Overcome Digital Transformation Distress

Digital has become one of the most over-loaded words in the English language, meaning very different things in different contexts. Insurers have been digital since the first policy was recorded on magnetic drum or tape in the 1960s. Oddly enough, insurers now lag considerably behind other industries in their digital maturity and stage of adoption.

Why insurers lag in digital strategy

So many factors go into understanding why insurers trail in developing and implementing a modern digital strategy. At this point, most insurers have developed a digital footprint and deliver varying levels of engagement with their customers and partners, including some direct access to policy information and service. The transactional nature of some Personal and Commercial (P&C) lines make this process more straightforward. However, for Life, Accident and Health (LA&H) carriers, especially those providing Group Employee Benefits, it’s a more complex problem with additional parties involved and customization of product and service at the plan level, requiring more detailed policy information and flexibility requirements in service options. Combined with the legacy technology platforms most carriers still employ, this makes direct self-service options more difficult to implement requiring more manual intervention which ultimately erodes customer satisfaction. Ironically, the prevalent underlying key stumbling block to implementing a next generation digital strategy is insurers’ digital legacy.

Digital Transformation Distress

According to McKinsey, Insurtechs are focusing more on P&C than LA&H but there is significant activity in distribution and new business-related activities, which falls squarely in the digital arena. In a recent multi-country study by Couchbase across multiple industries including insurance,

  • 64% of respondents say if they can’t keep up with digital innovation they will go out of business or be absorbed;
  • 95% say digital transformation seems an insurmountable task and
  • 83% felt they would face being fired if such a project failed.

Despite the challenges, LA&H insurers are putting more comprehensive digital strategies into place and technology vendors servicing this market must think beyond providing basic digital engagement capabilities to supporting a more complete vision of digitally-enabled business.

Digital Enagement and Flexibility

Leading SaaS core insurance system providers believe insurance business leaders need a platform that can provide a level of digital engagement and service equal to their customers’ expectations for all service providers. To enable this, there must be an underlying OpenCore system that can ensure accurate, open and flexible product development, deployment and service to serve a rapidly changing market.

  • Digital Engagement is a critical element of a complete strategy and the most visible. In the Group and Employee Benefits market, there are multiple stakeholders in the value chain with differing roles and digital engagement should be role-based, whether it is transactional or purely informational.
  • Flexibility is required within the business model. The chain of carrier(s), brokers, benefit administration companies (ben admin), enrollment vendors, employers, and employees must provide rapid and accurate straight through processing and be flexible enough to change out any given player in the chain, based on the deal.

Legacy systems are proving inadequate

The traditional approach to support these two key needs of the value chain is

  • either to provide an end-to-end portal solution driven from the core system architecture
  • or a standardized data feed interface between the core system and the next link in the value chain.

The problem with these two approaches is that they are inadequate. Why?

The first approach of end-to-end portal solution is not feasible given current and future insurance market directions around multi-carrier plans and value-added services from benefit admin providers.

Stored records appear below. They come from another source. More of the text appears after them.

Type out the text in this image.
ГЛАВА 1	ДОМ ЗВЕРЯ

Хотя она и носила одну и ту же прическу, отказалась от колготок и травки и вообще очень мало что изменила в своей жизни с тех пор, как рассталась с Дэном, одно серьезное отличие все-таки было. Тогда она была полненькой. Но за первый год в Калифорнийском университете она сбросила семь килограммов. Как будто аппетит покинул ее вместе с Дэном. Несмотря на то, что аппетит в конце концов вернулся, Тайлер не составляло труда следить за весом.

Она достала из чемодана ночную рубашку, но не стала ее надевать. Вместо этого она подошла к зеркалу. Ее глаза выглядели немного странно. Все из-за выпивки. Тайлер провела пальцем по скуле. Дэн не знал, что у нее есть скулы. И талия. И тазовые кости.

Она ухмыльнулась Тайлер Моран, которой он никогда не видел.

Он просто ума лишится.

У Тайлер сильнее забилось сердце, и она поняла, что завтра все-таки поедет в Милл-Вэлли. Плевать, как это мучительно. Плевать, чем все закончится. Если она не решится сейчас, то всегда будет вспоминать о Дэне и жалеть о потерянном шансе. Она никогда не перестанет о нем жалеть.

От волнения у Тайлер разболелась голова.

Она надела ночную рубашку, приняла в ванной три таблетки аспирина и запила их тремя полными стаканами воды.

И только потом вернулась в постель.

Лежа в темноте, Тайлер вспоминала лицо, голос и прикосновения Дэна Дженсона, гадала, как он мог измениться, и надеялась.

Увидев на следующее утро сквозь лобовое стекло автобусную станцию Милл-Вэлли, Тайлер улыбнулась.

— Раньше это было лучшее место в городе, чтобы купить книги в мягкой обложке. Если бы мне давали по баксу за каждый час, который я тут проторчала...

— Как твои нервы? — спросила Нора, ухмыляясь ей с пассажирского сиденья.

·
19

The standardized data feed interface can work but invariably leads to a great deal of custom IT interface work, even when employing industry standards like the emerging LIMRA-backed Workplace Benefits standard. This proves especially difficult when there are broad systems of engagement in play from companies like Salesforce.com that are used in call centers and broad community portals.

An Engagement Model that Works

Leading insurance technology vendors are proving that OpenCore is the best approach applying a role-based scenario to defining digital engagement requirements for the core system. This tactic provides a layered architecture to suit those roles and the engagement path needed for the particular customer. The way that might evolve could include a large carrier that uses a system of engagement for their customer service reps (CSR) and works with a broker, enrollment vendor and larger employer in the following scenarios:

  • The insurance specialist who installs and manages the details of a case works directly with the core system interface, designed for experts.
  • The CSR who works for the carrier and answers basic questions about the case for the employer or employee and who interacts with the system of engagement, which is tied to the core system in real-time via an app written by the core system vendor specifically for that platform.
  • The broker who does case and member inquiries and updates through a broker portal provided by the carrier with role-based access into the core system.
  • The enrollment vendor uses industry standard real time APIs and batch file transfers to exchange data directly with the carrier’s core system. The larger employer exchanges transactions through API or data feed to the HCM system and has direct access to the carrier’s core system through a role-based portal designed for the exchange process.
  • The employee has access to the employers Human Capital Management (HCM) employee portal and the option to go directly to the carrier for deeper interactions such as claims or absences, or portability issues. The interaction with the carrier is via portal, mobile, voice or SMS depending on the employee’s preference or circumstance.

Insurance technology companies that provide a layered digital engagement architecture, with core systems capabilities supporting role-based APIs sets that support both digital engagement applications and are available for customers and partner DIY projects, enables the insurer to achieve the most flexible, stable and modern digital experience.